External Quote:Mr Carpenter's "argument" exhibits a total ignorance of the use of the spirit level, and of the simplest principles of optics and geometry. We have three points taken, at equal distances, above what Mr C. maintains to be a true horizontal straight line--the surface of standing water. The eye is placed at one of the extreme points, and, looking at the other two points, they do not coincide, as they must do if in a straight line with the eye. Again, the cross hair in the telescope of the spirit level marks the direction of "the straight line at right angles to the plumb line at the point of observation" (as Mr C. very accurately defines the true level); and as the middle signal appeared considerably below this line, that alone proved that the water surface was not truly level. The distant signal being apparently as much below the middle signal as that was below the cross hair, is absolutely inconsistent with the three being in any straight line, still less with their being in the Carpenterian "straight line," but is perfectly consistent with the three being points in a circle of about the assumed radius of the earth. This is a question of elementary geometry about which there can be no dispute. I may add that the fact of the apparent "equality " of these distances (so dwelt upon by Mr C. in his "argument"), and the views from both extremities of the six miles agreeing so closely, both prove the very great accuracy of the level used, and that it may be depended on to show that the surface of water does really sink below the true level line in a continually increasing degree as the distance is greater; but the proof of convexity in no way depends on this accuracy, as it was shown still better by the large telescope without a spirit level.
The top line establishes the astronomical horizon. Both targets are below the astronomical horizon. But no one should think about words such as below, or a rise or fall in the overly literal and rigid way Carpenter and Hampden did.External Quote:The lower curved line represents the supposed curved surface of the water. The points A B C are three points equi-distant above that surface. The top line from A is the level line shown by the cross-hair in the level-telescope. If the water surface had been truly level, the two points B and C must have been cut by the cross-hair. But even if the cross-hair did not show the true level, but pointed upwards, and the water was truly level, then the distant mark, being the same height above the water as the top disc at half the distance and the telescope, these two objects must have appeared in a straight line, the nearer one covering the more distant. It should appear on the straight line drawn from the eye at A through B, whereas it appears a long way below it, thus proving curvature, the essential point to be shown.

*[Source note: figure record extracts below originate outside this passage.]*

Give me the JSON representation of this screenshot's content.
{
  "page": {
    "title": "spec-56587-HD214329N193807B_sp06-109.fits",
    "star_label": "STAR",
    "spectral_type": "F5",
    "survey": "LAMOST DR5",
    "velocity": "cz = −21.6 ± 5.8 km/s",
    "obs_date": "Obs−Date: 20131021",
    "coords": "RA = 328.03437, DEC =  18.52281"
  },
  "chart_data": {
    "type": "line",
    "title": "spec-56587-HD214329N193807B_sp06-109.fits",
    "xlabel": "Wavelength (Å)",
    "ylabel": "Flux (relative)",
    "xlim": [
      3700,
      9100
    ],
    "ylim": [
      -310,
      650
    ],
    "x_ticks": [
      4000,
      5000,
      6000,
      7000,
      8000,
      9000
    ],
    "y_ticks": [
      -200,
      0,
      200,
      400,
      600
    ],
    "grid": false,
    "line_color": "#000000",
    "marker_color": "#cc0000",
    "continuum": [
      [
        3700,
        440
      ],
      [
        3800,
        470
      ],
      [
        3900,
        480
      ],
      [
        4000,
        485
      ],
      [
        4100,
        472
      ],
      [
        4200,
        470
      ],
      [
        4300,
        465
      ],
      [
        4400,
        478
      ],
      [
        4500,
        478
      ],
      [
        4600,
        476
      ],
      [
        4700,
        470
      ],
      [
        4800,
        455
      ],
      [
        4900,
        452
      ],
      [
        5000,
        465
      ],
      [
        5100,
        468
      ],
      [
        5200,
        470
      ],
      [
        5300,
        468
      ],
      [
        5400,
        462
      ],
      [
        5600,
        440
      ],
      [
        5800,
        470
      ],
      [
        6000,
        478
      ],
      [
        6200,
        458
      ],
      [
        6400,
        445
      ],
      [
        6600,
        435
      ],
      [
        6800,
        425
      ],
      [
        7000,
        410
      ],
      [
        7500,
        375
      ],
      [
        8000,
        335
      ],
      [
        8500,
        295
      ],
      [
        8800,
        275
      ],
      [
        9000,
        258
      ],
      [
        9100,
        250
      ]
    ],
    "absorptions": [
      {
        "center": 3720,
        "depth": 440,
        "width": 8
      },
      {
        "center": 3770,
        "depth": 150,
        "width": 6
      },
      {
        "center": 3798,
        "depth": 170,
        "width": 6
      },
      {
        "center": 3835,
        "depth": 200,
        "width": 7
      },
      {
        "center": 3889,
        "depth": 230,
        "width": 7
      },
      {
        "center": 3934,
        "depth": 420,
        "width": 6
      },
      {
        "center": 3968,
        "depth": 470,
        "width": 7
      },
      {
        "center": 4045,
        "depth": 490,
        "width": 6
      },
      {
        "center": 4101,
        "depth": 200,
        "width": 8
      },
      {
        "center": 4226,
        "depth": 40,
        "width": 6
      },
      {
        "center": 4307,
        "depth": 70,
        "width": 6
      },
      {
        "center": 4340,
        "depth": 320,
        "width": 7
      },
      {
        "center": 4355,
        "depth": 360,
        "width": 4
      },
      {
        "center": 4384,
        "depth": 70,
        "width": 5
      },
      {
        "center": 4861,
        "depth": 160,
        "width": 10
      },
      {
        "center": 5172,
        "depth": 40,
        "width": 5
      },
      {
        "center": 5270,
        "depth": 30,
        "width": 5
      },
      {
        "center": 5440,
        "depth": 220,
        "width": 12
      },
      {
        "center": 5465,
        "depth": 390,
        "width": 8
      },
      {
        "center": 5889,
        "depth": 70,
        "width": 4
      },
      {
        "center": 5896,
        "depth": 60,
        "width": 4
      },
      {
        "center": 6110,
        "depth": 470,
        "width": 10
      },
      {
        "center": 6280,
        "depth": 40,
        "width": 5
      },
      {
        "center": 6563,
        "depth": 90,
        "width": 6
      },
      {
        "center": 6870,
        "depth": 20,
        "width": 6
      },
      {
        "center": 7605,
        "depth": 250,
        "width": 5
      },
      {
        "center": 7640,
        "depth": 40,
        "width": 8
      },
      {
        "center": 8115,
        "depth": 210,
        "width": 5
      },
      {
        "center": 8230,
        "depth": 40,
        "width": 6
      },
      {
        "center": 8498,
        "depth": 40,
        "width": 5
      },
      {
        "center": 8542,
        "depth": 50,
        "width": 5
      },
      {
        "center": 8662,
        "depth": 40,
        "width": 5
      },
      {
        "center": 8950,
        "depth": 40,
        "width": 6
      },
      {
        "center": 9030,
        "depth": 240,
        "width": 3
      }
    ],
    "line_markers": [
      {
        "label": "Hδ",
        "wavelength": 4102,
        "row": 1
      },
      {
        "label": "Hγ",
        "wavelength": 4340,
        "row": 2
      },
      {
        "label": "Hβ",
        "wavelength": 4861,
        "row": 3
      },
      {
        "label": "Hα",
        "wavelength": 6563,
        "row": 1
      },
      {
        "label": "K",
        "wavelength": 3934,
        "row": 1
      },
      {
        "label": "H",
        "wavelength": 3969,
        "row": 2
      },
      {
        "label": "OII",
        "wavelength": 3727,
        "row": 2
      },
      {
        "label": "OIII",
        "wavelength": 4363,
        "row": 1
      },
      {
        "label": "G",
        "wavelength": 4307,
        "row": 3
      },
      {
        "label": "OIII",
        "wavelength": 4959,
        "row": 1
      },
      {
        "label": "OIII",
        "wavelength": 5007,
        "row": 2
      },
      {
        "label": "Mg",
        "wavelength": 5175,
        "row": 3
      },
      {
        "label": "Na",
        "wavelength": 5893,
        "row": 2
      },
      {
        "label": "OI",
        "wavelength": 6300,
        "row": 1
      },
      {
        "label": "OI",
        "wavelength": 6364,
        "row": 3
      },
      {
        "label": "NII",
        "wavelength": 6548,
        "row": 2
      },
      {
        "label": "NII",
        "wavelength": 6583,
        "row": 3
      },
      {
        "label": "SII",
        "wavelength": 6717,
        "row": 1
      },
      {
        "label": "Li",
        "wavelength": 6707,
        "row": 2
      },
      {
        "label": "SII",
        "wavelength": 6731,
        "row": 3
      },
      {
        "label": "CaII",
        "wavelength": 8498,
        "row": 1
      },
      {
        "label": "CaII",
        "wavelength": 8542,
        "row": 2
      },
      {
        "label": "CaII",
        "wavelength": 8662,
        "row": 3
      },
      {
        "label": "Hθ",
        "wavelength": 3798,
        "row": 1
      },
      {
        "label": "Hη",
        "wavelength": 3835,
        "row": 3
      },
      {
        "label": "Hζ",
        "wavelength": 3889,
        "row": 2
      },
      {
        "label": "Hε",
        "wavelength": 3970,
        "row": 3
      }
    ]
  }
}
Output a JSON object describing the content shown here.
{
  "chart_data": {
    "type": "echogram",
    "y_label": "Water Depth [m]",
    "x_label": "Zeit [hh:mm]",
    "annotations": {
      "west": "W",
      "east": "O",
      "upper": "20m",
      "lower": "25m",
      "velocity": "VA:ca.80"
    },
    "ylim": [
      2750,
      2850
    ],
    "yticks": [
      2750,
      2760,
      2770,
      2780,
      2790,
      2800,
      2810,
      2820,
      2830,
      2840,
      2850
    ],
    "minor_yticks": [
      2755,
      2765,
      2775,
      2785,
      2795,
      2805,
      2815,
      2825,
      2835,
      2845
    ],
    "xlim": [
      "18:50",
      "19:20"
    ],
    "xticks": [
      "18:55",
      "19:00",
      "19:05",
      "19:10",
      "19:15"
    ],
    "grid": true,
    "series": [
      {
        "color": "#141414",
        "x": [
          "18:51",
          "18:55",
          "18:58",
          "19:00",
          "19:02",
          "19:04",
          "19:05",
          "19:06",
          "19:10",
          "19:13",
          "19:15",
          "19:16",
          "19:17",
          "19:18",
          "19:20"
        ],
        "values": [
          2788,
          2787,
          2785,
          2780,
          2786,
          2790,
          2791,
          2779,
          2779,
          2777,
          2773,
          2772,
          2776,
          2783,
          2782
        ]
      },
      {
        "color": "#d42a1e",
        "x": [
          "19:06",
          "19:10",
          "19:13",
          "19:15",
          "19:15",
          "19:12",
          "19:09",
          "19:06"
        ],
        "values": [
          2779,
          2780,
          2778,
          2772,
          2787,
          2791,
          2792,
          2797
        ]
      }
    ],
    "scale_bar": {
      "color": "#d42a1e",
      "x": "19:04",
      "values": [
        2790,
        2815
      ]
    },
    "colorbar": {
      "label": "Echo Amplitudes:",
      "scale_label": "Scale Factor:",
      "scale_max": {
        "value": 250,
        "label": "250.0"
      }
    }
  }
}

Thus the view in the large telescope and in the level-telescope both told exactly the same thing, and, moreover, proved that the curvature was very nearly of the amount calculated from the known dimensions of the earth...
At least three points is what I've been thinking. The more the merrier.If three points A, B, and C are the same distance above a water surface then if the water surface is flat then A, B, and C will be lined up when viewed from some point behind A.